Performance measurements taken during the POST-CaCO3 trial demonstrated that
following 4 weeks training with HCO3 supplementation there was no improvement of
mean power output during RSE testing (Varley, 2013). This finding contrasts previous research in this laboratory demonstrating improved RSE performance following similar training conducted without NaHCO3 supplementation (Serpiello et al., 2011). Therefore,
whilst acute NaHCO3 supplementation may improve acute exercise performance, it is
possible that chronic supplementation may prevent or reduce training adaptations in NKA in skeletal muscle and therefore limit any performance gains. Further research is recommended to examine the effects of NaHCO3 supplementation during training that
comprises exercise of moderate-to-high intensities but of longer durations that are known to enhance NKA content.
4.4.4
Limitations
There were a number of limitations of this study, including the low number of subjects, the typical variability evident in the NKA isoform western blot results, and the lack of additional post-exercise biopsy sampling times to detect any delayed responses in NKA adaptations. Hence, care should be taken when interpreting these protein expression results. On the other hand, the repeated trials give strength to the study design, as the participants acted as their own controls. To reduce the inherent variability in western blotting the protein loading and antibody concentrations were optimised prior to analysis. Nevertheless, variability of results is typical of western blotting and an increased number of participants would have been beneficial. However, he training commitment and NaHCO3 supplementation were very demanding and combined with the invasive
measures made recruitment more difficult than anticipated. It is also possible that the order of the pre-training trials had a time/learning effect on the results, and while the inclusion of familiarisations sessions was intended to minimise this, the randomisation of these trials should also been considered for future studies.

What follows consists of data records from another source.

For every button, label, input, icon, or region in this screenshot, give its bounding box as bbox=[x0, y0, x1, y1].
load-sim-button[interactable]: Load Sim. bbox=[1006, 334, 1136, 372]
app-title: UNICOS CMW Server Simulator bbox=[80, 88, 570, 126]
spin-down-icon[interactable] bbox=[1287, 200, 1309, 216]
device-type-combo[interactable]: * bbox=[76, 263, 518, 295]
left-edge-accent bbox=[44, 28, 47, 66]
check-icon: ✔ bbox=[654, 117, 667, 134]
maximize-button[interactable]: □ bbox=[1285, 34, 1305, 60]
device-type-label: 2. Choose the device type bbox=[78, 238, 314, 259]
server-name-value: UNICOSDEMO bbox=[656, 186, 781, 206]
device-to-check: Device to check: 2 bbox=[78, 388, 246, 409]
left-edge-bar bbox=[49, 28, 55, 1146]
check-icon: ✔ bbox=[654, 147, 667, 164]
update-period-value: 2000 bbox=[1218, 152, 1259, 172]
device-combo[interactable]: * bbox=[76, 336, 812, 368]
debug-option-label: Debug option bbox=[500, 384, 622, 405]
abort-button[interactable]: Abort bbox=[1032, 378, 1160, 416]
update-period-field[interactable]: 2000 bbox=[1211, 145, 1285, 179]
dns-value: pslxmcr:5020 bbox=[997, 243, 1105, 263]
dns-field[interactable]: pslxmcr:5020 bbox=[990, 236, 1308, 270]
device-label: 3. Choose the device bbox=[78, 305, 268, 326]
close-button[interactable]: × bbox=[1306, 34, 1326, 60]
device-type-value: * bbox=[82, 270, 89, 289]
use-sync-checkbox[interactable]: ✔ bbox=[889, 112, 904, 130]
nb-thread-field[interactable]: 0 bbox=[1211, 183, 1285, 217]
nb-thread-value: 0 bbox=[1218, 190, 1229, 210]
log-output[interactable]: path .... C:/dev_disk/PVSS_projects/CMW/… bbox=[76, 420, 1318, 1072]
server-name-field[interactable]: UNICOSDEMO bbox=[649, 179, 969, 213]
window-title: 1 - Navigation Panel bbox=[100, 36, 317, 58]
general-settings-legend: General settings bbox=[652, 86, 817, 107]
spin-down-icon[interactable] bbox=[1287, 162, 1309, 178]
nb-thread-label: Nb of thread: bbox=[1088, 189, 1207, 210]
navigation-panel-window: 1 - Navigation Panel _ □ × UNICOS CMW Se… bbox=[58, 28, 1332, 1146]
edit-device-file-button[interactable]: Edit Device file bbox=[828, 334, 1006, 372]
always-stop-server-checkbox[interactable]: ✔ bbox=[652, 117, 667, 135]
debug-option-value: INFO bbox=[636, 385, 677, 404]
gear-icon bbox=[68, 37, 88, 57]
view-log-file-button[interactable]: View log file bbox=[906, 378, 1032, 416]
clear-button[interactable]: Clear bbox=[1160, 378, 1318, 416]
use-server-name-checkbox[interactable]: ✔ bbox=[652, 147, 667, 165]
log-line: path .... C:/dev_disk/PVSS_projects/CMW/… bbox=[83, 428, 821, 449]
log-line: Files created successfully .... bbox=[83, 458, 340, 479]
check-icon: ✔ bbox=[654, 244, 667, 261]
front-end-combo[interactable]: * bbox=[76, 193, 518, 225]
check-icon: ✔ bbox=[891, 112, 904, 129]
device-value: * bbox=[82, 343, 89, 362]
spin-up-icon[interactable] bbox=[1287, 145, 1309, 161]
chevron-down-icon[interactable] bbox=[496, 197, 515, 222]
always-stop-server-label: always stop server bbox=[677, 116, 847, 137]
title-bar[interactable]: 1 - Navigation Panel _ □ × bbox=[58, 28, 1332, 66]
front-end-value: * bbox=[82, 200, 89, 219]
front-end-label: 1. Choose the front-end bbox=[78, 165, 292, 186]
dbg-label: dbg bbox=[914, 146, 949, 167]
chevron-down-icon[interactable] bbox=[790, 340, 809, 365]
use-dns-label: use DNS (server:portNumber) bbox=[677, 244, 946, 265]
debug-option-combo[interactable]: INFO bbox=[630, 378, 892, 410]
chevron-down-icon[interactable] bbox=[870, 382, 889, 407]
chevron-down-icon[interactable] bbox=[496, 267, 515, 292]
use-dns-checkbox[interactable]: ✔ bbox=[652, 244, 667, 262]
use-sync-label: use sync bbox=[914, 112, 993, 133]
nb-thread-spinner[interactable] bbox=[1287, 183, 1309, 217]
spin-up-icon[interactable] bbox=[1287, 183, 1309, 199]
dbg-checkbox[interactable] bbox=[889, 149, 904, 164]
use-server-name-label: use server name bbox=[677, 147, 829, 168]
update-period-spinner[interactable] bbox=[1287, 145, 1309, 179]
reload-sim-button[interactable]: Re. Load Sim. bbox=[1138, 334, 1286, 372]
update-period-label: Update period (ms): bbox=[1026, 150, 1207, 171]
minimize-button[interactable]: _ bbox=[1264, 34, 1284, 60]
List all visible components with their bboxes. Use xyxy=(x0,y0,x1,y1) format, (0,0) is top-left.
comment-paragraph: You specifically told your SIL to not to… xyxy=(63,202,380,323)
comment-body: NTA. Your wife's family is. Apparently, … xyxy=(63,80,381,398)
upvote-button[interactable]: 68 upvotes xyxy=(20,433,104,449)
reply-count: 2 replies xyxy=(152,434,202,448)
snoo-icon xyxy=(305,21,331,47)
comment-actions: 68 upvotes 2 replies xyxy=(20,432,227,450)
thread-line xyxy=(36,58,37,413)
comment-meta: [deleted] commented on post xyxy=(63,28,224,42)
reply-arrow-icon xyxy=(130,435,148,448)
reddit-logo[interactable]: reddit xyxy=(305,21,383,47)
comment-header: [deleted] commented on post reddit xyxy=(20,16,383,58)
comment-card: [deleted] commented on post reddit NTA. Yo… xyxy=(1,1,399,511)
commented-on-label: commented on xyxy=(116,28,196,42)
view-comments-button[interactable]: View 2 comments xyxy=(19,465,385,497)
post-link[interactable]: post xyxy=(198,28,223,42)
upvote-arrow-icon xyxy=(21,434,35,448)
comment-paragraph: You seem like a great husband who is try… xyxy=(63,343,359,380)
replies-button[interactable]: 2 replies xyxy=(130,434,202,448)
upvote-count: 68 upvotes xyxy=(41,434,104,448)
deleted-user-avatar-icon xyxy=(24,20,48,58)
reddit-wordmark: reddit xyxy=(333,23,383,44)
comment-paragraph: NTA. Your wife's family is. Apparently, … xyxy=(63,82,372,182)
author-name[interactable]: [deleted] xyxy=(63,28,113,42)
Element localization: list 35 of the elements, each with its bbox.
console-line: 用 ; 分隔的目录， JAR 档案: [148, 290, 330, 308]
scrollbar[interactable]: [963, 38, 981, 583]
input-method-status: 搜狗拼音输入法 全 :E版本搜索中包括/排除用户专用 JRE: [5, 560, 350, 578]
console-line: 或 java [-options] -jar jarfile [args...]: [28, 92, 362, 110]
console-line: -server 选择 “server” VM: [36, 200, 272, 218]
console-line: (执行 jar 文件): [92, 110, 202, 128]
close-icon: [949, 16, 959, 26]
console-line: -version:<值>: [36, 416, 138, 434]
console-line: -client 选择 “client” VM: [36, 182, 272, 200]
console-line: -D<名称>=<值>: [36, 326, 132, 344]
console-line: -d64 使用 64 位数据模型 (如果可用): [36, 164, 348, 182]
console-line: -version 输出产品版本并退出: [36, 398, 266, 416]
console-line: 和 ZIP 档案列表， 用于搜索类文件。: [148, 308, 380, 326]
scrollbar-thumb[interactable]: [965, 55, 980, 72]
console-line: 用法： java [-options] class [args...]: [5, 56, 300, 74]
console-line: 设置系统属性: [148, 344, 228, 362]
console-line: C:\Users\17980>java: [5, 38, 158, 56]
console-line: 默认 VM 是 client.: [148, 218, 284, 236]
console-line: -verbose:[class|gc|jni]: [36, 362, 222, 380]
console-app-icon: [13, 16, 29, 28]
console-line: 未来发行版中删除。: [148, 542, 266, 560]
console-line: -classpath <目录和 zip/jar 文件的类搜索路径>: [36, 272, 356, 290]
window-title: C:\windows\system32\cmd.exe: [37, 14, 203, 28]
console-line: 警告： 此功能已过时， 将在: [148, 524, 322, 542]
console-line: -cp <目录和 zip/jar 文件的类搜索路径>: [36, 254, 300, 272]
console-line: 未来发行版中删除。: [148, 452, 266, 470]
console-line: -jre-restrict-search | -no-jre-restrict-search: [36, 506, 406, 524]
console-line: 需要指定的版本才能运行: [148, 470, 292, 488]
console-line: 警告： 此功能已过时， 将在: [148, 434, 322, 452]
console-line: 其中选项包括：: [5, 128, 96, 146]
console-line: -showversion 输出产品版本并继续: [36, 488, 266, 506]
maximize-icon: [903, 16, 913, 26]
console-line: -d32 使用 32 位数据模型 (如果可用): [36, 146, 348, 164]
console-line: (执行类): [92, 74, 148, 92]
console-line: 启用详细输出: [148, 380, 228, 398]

Measurement of muscle [3H]oubain binding site content would also have been beneficial to demonstrate whether training increased total NKA content. Whilst the aim of this study was to investigate individual isoform responses, which was done via western blotting, the lack of changes seen in the individual α isoforms does however suggest that total NKA content would also be unlikely to have increased with RSE.
4.4.5
Conclusions
Acute RSE did not significantly increase the protein abundance of any NKA isoform post-exercise, which is consistent with previous research with short-term continuous exercise. Acute NaHCO3 supplementation resulted in an increased skeletal muscle NKA
β1 isoform protein, which contrasts chronic NaHCO3 supplementation during RSE
training, which significantly decreased muscle β1, as well as increased β3 protein
abundance. It appears likely that the RSE protocol utilised was insufficient to induce training-related increases in skeletal muscle NKA isoform proteins and any upregulatory effect may in fact have been blocked by chronic NaHCO3 supplementation.